The Sliema high-rise matter is neither about Sliema nor about high-rise. Certainly Sliema in particular could do without the tremendous increase in volume and density, as well as the construction mayhem that 38 storeys will bring. Besides, at this rate the place will soon become a Manhattan minus the good architecture and the park.

But it is also true that Sliema is attractive precisely because of the bustle. I met a youngish woman the other day who told me that she loved living in a cosmopolitan place where so much variety was within such easy reach. Real estate values show that she is no threatened species. If Sliema didn’t work, no one would want to live there.

That, and high-rise is ugly to some, splendid to others. Told that Sliema is becoming a Dubai, many people would say that it should do so as fast as possible.

The case of Townsquare, then, is not remotely clear-cut either way. Still, there is a sense in which both Sliema and high-rise matter. They do so as symbols.

The mad thing about Sliema is that, even as it attracts more and more people, it has become a symbol of a certain malady. As the endless media attention shows, the place is an elegy in brick and mortar. That’s due partly to the ferocious rate of development, partly to an abnormally high social visibility that is itself a product of the typical background of people who have family roots there.

With respect to high-rise, we’re all too familiar with the Trumpian story of towers as a symbol of power and business virility. Thing is, however, that like all conspicuous displays, this one cuts both ways. High-rise may be an ode to power, but the counterpoint is about the threat of power.

We have reached a point where no party can hope to win an election unless it has the full weight of development and construction cash behind it

I’m saying that Sliema and high-rise are of great symbolic value. They have come to represent reckless and relentless development, as well as a rotten polity that sustains them.

I once told a builder how unpleasant it must be for people of his trade to have to spend the day covered in stone dust. One got used to it, he told me, and besides, ‘it-trab flus’ (dust is money). What he meant was that the more caked the builder, the more money he was likely making – a clean builder was a jobless one. The quip would make a wonderful leit motif for a modernised version of the national anthem, in at least two ways.

First, dust is money directly to the thousands of builders, plumbers, tile layers, plasterers, suppliers, and so on, who work in or service construction. Indirectly, more construction means more people buying, selling, renovating, and otherwise dealing in property. It is hard to overestimate the volume of work, trade, and business that is generated by construction.

It is hard to fault it, too, because people in the industry deserve to live as well as the rest of us, and in any case their taxes lend the exchequer considerable solvency. Except there’s a problem. The capacity that deve­lopment and construction have to generate money and keep people happy also means that they are an easy route by which a government can cobble together a buoyant economy, at least for a while.

Governments can do that by means of State-funded capital projects. Or they can go about it the easier way, by giving free rein to development and letting people do the rest.

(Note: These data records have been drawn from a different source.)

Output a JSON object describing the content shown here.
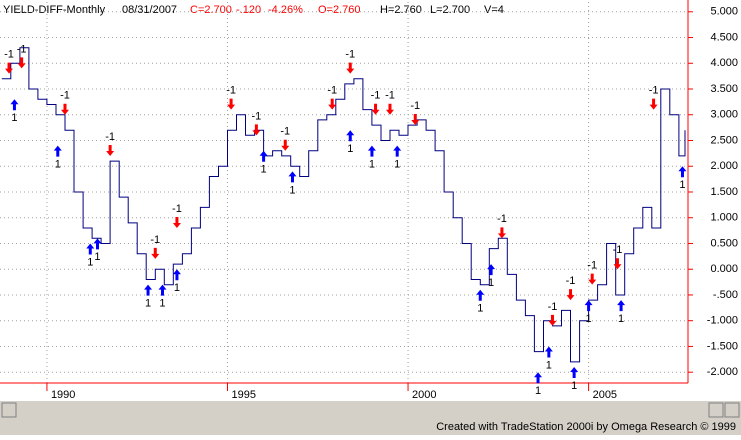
{
  "chart_data": {
    "type": "line",
    "title": "YIELD-DIFF-Monthly",
    "info": [
      {
        "text": "08/31/2007",
        "color": "#000000"
      },
      {
        "text": "C=2.700",
        "color": "#ff0000"
      },
      {
        "text": "-.120",
        "color": "#ff0000"
      },
      {
        "text": "-4.26%",
        "color": "#ff0000"
      },
      {
        "text": "O=2.760",
        "color": "#ff0000"
      },
      {
        "text": "H=2.760",
        "color": "#000000"
      },
      {
        "text": "L=2.700",
        "color": "#000000"
      },
      {
        "text": "V=4",
        "color": "#000000"
      }
    ],
    "credit": "Created with TradeStation 2000i by Omega Research © 1999",
    "color": "#000080",
    "axis_color": "#ff0000",
    "grid": true,
    "xlim": [
      1988.7,
      2007.67
    ],
    "xticks": [
      1990,
      1995,
      2000,
      2005
    ],
    "ylim": [
      -2.21,
      5.19
    ],
    "yticks": [
      {
        "value": 5,
        "label": "5.000"
      },
      {
        "value": 4.5,
        "label": "4.500"
      },
      {
        "value": 4,
        "label": "4.000"
      },
      {
        "value": 3.5,
        "label": "3.500"
      },
      {
        "value": 3,
        "label": "3.000"
      },
      {
        "value": 2.5,
        "label": "2.500"
      },
      {
        "value": 2,
        "label": "2.000"
      },
      {
        "value": 1.5,
        "label": "1.500"
      },
      {
        "value": 1,
        "label": "1.000"
      },
      {
        "value": 0.5,
        "label": "0.500"
      },
      {
        "value": 0,
        "label": "0.000"
      },
      {
        "value": -0.5,
        "label": "-.500"
      },
      {
        "value": -1,
        "label": "-1.000"
      },
      {
        "value": -1.5,
        "label": "-1.500"
      },
      {
        "value": -2,
        "label": "-2.000"
      }
    ],
    "x": [
      1988.75,
      1989,
      1989.25,
      1989.5,
      1989.75,
      1990,
      1990.25,
      1990.5,
      1990.75,
      1991,
      1991.25,
      1991.5,
      1991.75,
      1992,
      1992.25,
      1992.5,
      1992.75,
      1993,
      1993.25,
      1993.5,
      1993.75,
      1994,
      1994.25,
      1994.5,
      1994.75,
      1995,
      1995.25,
      1995.5,
      1995.75,
      1996,
      1996.25,
      1996.5,
      1996.75,
      1997,
      1997.25,
      1997.5,
      1997.75,
      1998,
      1998.25,
      1998.5,
      1998.75,
      1999,
      1999.25,
      1999.5,
      1999.75,
      2000,
      2000.25,
      2000.5,
      2000.75,
      2001,
      2001.25,
      2001.5,
      2001.75,
      2002,
      2002.25,
      2002.5,
      2002.75,
      2003,
      2003.25,
      2003.5,
      2003.75,
      2004,
      2004.25,
      2004.5,
      2004.75,
      2005,
      2005.25,
      2005.5,
      2005.75,
      2006,
      2006.25,
      2006.5,
      2006.75,
      2007,
      2007.25,
      2007.5,
      2007.67
    ],
    "values": [
      3.7,
      4.0,
      4.3,
      3.5,
      3.3,
      3.2,
      3.0,
      2.7,
      1.5,
      0.8,
      0.6,
      0.5,
      2.1,
      1.4,
      0.9,
      0.3,
      -0.2,
      0.0,
      -0.3,
      0.1,
      0.3,
      0.8,
      1.2,
      1.8,
      2.0,
      2.7,
      3.0,
      2.6,
      2.7,
      2.2,
      2.3,
      2.2,
      2.0,
      1.8,
      2.3,
      2.9,
      3.0,
      3.3,
      3.6,
      3.7,
      3.1,
      2.8,
      2.5,
      2.7,
      2.6,
      2.8,
      2.9,
      2.7,
      2.3,
      1.5,
      1.0,
      0.5,
      -0.2,
      -0.3,
      0.4,
      0.6,
      -0.1,
      -0.6,
      -0.9,
      -1.6,
      -1.0,
      -1.1,
      -0.8,
      -1.8,
      -1.0,
      -0.6,
      -0.3,
      0.5,
      -0.5,
      0.3,
      0.8,
      1.2,
      0.8,
      3.5,
      3.0,
      2.2,
      2.7
    ],
    "buy_signals": {
      "label": "1",
      "color": "#0000ff",
      "x": [
        1989.1,
        1990.3,
        1991.2,
        1991.4,
        1992.8,
        1993.2,
        1993.6,
        1996.0,
        1996.8,
        1998.4,
        1999.0,
        1999.7,
        2002.0,
        2002.3,
        2003.6,
        2003.9,
        2004.6,
        2005.0,
        2005.9,
        2007.6
      ],
      "y": [
        3.3,
        2.4,
        0.5,
        0.6,
        -0.3,
        -0.3,
        0.0,
        2.3,
        1.9,
        2.7,
        2.4,
        2.4,
        -0.4,
        0.1,
        -2.0,
        -1.5,
        -1.9,
        -0.6,
        -0.6,
        2.0
      ]
    },
    "sell_signals": {
      "label": "-1",
      "color": "#ff0000",
      "x": [
        1988.95,
        1989.3,
        1990.5,
        1991.75,
        1993.0,
        1993.6,
        1995.1,
        1995.8,
        1996.6,
        1997.9,
        1998.4,
        1999.1,
        1999.5,
        2000.2,
        2002.6,
        2004.0,
        2004.5,
        2005.1,
        2005.8,
        2006.8
      ],
      "y": [
        3.8,
        3.9,
        3.0,
        2.2,
        0.2,
        0.8,
        3.1,
        2.6,
        2.3,
        3.1,
        3.8,
        3.0,
        3.0,
        2.8,
        0.6,
        -1.1,
        -0.6,
        -0.3,
        0.0,
        3.1
      ]
    }
  }
}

That’s exactly what the president of the Malta Developers Association (MDA) Sandro Chetcuti had in mind when he urged his members to “make hay while the sun shines”. As it happens, the sun shines bright high in the sky. That’s because the government has homed in on development and construction as a sure and easy way to keep the economy buoyant. It has given its blessing to a happy marriage between two idioms: ‘it-trab flus’, and ‘indawru lira’ (make a buck).

Exactly how long that marriage will last is another matter. Bubbles will soon burst and geese will shortly be killed in cliché-land, but the truth is that no one knows what will happen. What we do know is that the policy of a midnight-sun-in-the-Mediterranean that lets people make hay through the night is, in fact, no policy at all. Rather, it is a pig-headed strategy for short-term monetary gain.

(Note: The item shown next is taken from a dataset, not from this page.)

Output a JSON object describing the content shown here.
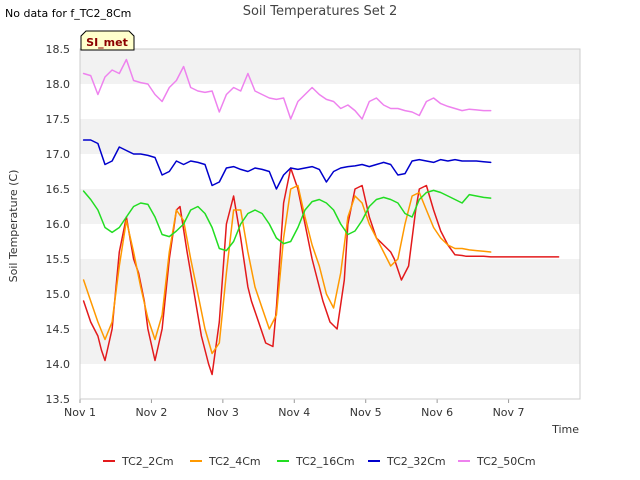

It-trab is flus in a second, more elephant-in-room way. It is no hyperbole to say that dusty money has become an endemic part of our polity. We have reached a point where no party can hope to win an election unless it has the full weight of development and construction cash behind it.

There are many reasons for this. Certainly the combined facts that campaigns are so centralised and zealously party-run, and that the glossy brochures and billboards cost so much money, have something to do with it. Besides, the big parties have discovered that it’s also much easier and more convenient to shop in bulk.

Forget the rubbish about ‘il-ftit mingħand il-ħafna’ (‘the little from the many’), the telethons, and the weekend-break raffles. They’re all a pathetic mise en scène, put up to dupe us into thinking that the grass has roots and will grow. Except the real mulch comes covered in dust, and is made on the fourth floor of the party headquarters.

Nor is there anything to choose between the two parties on this one. If the Nationalist Party is skint, the reason is simply that the developer and construction source has all but dried up. Then again, there is a fourth floor at Pietà, and it will busy up sooner or later. Which explains why the party is largely silent and frankly clueless on matters of reckless development, and why Ryan Callus was marooned by his own party at the Townsquare hearing two weeks ago.

I was taught in secondary school that stone is Malta’s only natural resource. On this one, most of the country’s politicians are stuck in Form IIC, with a tower and Magnus et Potens for a school emblem and motto. Their refusal to grow up has some of us wading in money, and all of us in dust.